Вообще с деньгами частенько выходило достаточно нелепо. Мама ещё не успела отойти от предыдущей истории – когда неугомонный Димка красиво, квадратными буквами, нацарапал гвоздиком на передней двери соседской экспортной «Лады» нежно-голубого цвета слово «Жагули». Не из хулиганства, конечно, а, видимо, в благодарность за колбасу и лимонные дольки. Траты на ремонт двери Аля разделила с Прекрасной Казашкой поровну, потому что Тая, конечно, при сём художестве присутствовала, хотя в процессе создания надписи участия не принимала. Мать и бабушка долго выясняли, почему это Тая не удержала младшего товарища от необдуманного поступка. Тая молчала, упорно разглядывая свои тапки, а сама думала о том, что, господи, разве можно Димку от чего-то там удержать, когда он уже принял решение? Сами не знают, о чём говорят.
Ну и всегда в таком же роде. Поэтому, конечно, откуда они, деньги? История с «Жагулями» лишила маму возможности исполнить Таину мечту – купить на день рождения кроссовки. Нет-нет, не «адидасы» какие-нибудь, конечно, и не «ромики», а хотя бы корявое изделие со следами клея на швах, на негнущейся полиуретановой подошве в ларьке местного кооперативного царя Славы Гургелии.
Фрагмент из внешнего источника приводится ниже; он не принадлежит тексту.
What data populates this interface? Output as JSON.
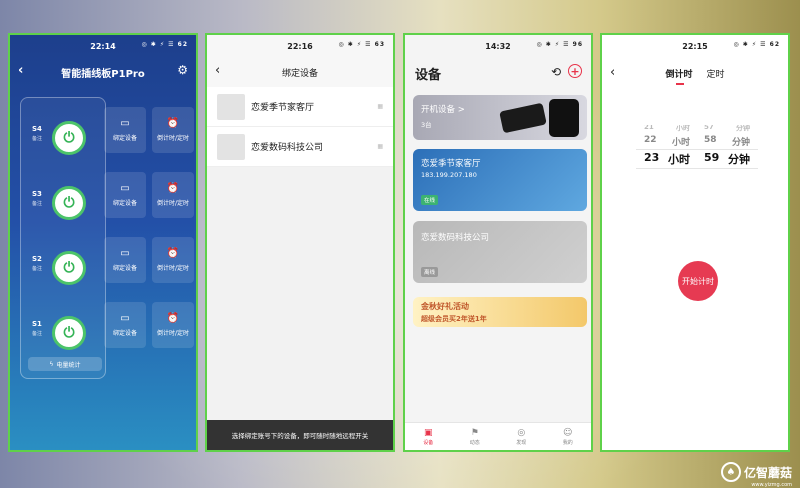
{
  "phone1": {
    "time": "22:14",
    "status": "◎ ✱ ⚡ ☰ 62",
    "title": "智能插线板P1Pro",
    "sockets": [
      {
        "label": "S4",
        "sub": "备注"
      },
      {
        "label": "S3",
        "sub": "备注"
      },
      {
        "label": "S2",
        "sub": "备注"
      },
      {
        "label": "S1",
        "sub": "备注"
      }
    ],
    "bind_label": "绑定设备",
    "timer_label": "倒计时/定时",
    "energy": "电量统计",
    "power_symbol": "⏻"
  },
  "phone2": {
    "time": "22:16",
    "status": "◎ ✱ ⚡ ☰ 63",
    "title": "绑定设备",
    "devices": [
      "恋爱季节家客厅",
      "恋爱数码科技公司"
    ],
    "footer": "选择绑定账号下的设备，即可随时随地远程开关"
  },
  "phone3": {
    "time": "14:32",
    "status": "◎ ✱ ⚡ ☰ 96",
    "title": "设备",
    "card1": {
      "title": "开机设备 >",
      "count": "3台"
    },
    "card2": {
      "title": "恋爱季节家客厅",
      "ip": "183.199.207.180",
      "badge": "在线"
    },
    "card3": {
      "title": "恋爱数码科技公司",
      "badge": "离线"
    },
    "banner": {
      "line1": "金秋好礼活动",
      "line2": "超级会员买2年送1年"
    },
    "tabs": [
      "设备",
      "动态",
      "发现",
      "我的"
    ]
  },
  "phone4": {
    "time": "22:15",
    "status": "◎ ✱ ⚡ ☰ 62",
    "tab_countdown": "倒计时",
    "tab_timer": "定时",
    "picker": {
      "hours_prev2": "21",
      "hours_prev": "22",
      "hours_sel": "23",
      "minutes_prev2": "57",
      "minutes_prev": "58",
      "minutes_sel": "59",
      "hour_unit": "小时",
      "minute_unit": "分钟"
    },
    "start": "开始计时"
  },
  "watermark": {
    "name": "亿智蘑菇",
    "url": "www.yizmg.com"
  },
  "colors": {
    "accent": "#e8334a",
    "power_green": "#4cc46a",
    "online": "#3cb371"
  }
}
Но Золушка не мечтала так о хрустальных туфельках, как Тая об этих жёлто-полосатых утюгах. «Колбёги – сокрушённо роняла мама смешное бабушкино слово, – а стоят…» А дочка смотрела умоляющими глазами и улыбалась.
И вот теперь материальное благосостояние семьи было разрушено до основания, мама проплакала всю ночь, а утром… Утром на кухне Таю ждал ощетинившийся распиленной на одиннадцать частей церковной свечкой роскошный наполеон от Прекрасной Казашки, любимые ёжики с рисом (тоже не частое лакомство на их столе) и… розовая бумажка с вырезанными фестончатыми краями, свёрнутая вчетверо. На бумажке было написано: «кроссовки». Это был подарок-обещание, Тая поняла это и была счастлива, потому что точно знала – мама своё слово сдержит, ценой неизвестно каких усилий, но сдержит. Не так-то легко раздавала она обещания.
…Кроссовки мама купила, конечно, а с ними в жизнь Таи вошёл спорт. Ну какой спорт? Маленький, школьный, конечно. Спортивная секция по лёгкой атлетике, которая потом ни во что серьёзное не вылилась, но жизнь Таину поменяла радикально.